Canada investing more in new media, games

Ottawa unveils Canada Media Fund

TORONTO -- The Canadian government is backing away from investment in primetime TV and directing more taxpayers dollars into content for the Internet, video games, mobile phones and other new platforms or devices.

As Ottawa unveiled its new Canada Media Fund with about CAN$360 million ($349.5 million) in projected industry and public subsidies for 2010-11, experimental and "convergent" programming emerged as new priorities for indie producers and broadcasters looking to tap the taxpayer's shoulder for production subsidies.

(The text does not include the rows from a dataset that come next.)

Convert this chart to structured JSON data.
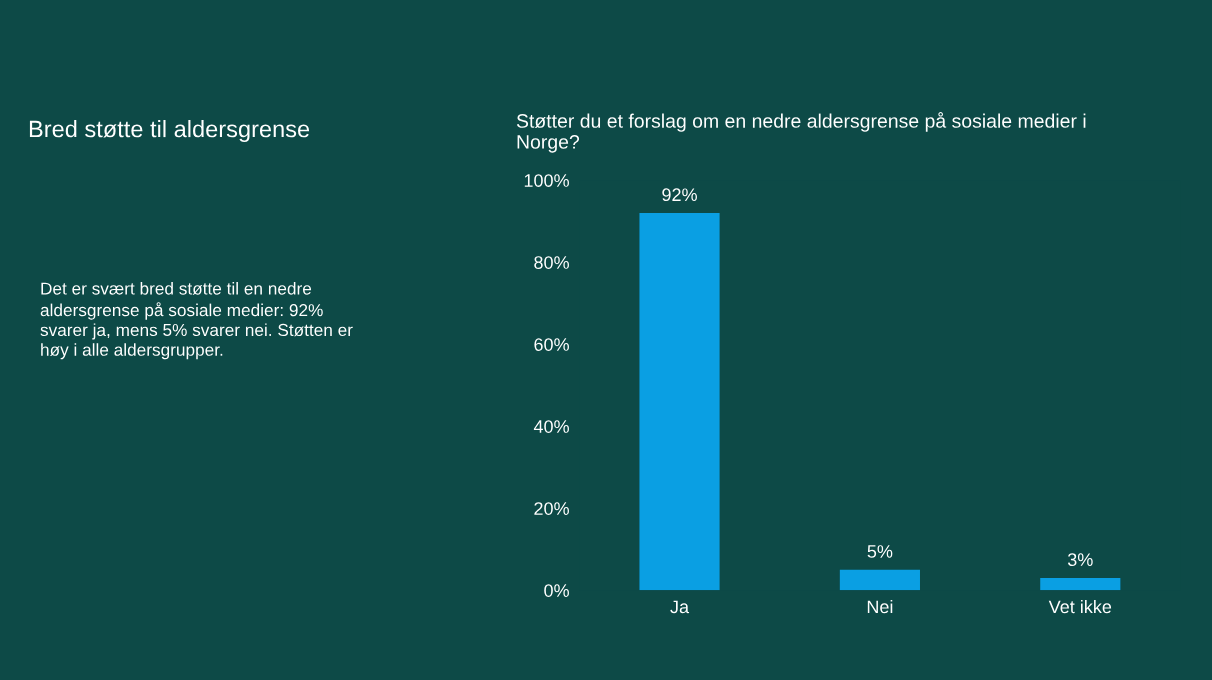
{
  "chart_data": {
    "type": "bar",
    "title": "Støtter du et forslag om en nedre aldersgrense på sosiale medier i\nNorge?",
    "annotations": [
      "Bred støtte til aldersgrense",
      "Det er svært bred støtte til en nedre\naldersgrense på sosiale medier: 92%\nsvarer ja, mens 5% svarer nei. Støtten er\nhøy i alle aldersgrupper."
    ],
    "categories": [
      "Ja",
      "Nei",
      "Vet ikke"
    ],
    "values": [
      92,
      5,
      3
    ],
    "value_labels": [
      "92%",
      "5%",
      "3%"
    ],
    "color": "#0a9fe3",
    "ylim": [
      0,
      100
    ],
    "yticks": [
      {
        "value": 0,
        "label": "0%"
      },
      {
        "value": 20,
        "label": "20%"
      },
      {
        "value": 40,
        "label": "40%"
      },
      {
        "value": 60,
        "label": "60%"
      },
      {
        "value": 80,
        "label": "80%"
      },
      {
        "value": 100,
        "label": "100%"
      }
    ],
    "grid": false,
    "legend": false
  }
}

"The (Canada Media) Fund will provide direct support for industry, spur job creation, and most importantly, provide Canadians with the content they want to watch on the platform on which they want to watch it," Heritage minister James Moore said at a news conference in Toronto.

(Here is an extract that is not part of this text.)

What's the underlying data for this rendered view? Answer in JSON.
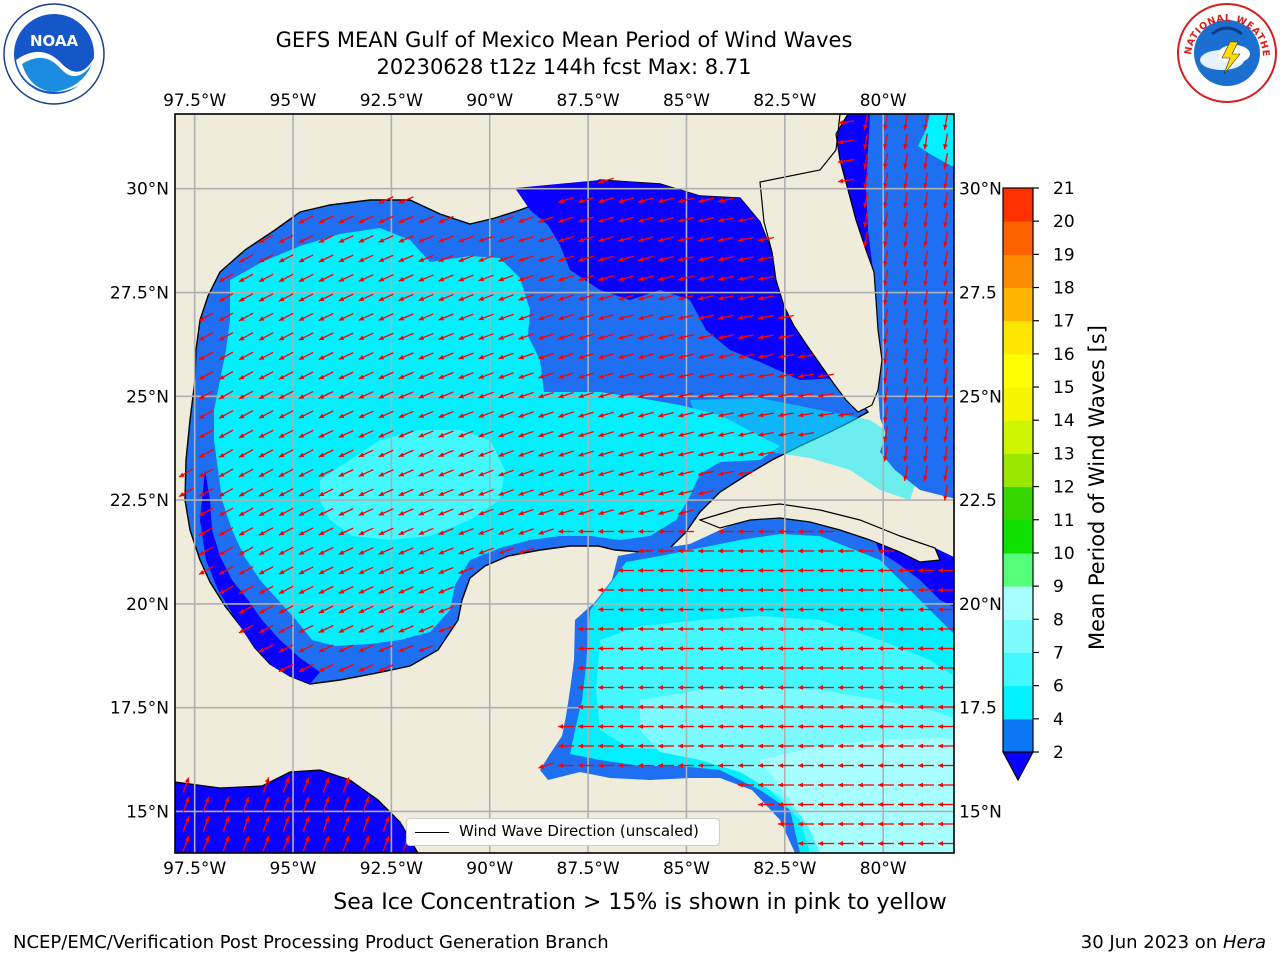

The CMF's new digital orientation has implications for U.S. producers as they tap Canadian taxpayer subsidies and tax breaks while partnering with Canuck producers and broadcasters on international TV series and miniseries.

The CMF, which also receives financing from cable operators, will now back mostly broadcaster-triggered programming that reaches Canadian and international consumers across multiple platforms, not just TV.

Domestic broadcasters will also be compelled to spend half of their CMF allocations on the interactive digital component of a TV show.

Structurally, the CMF will direct subsidies to content creators via an experimental stream for non-linear, interactive digital content, and a second convergent stream to support combined TV and digital media content, with a focus on drama, documentary and kids programming.

Producers tapping the experimental stream will need to show their digital software reflects "a connection to the Canadian cultural sector," a vague rule likely to hamper content creators eyeing the world market for product sales.

The launch of the CMF on April 1 follows Ottawa combining the former Canadian Television Fund, the largest source of subsidies for indie producers making primetime TV shows, and the Canada New Media Fund.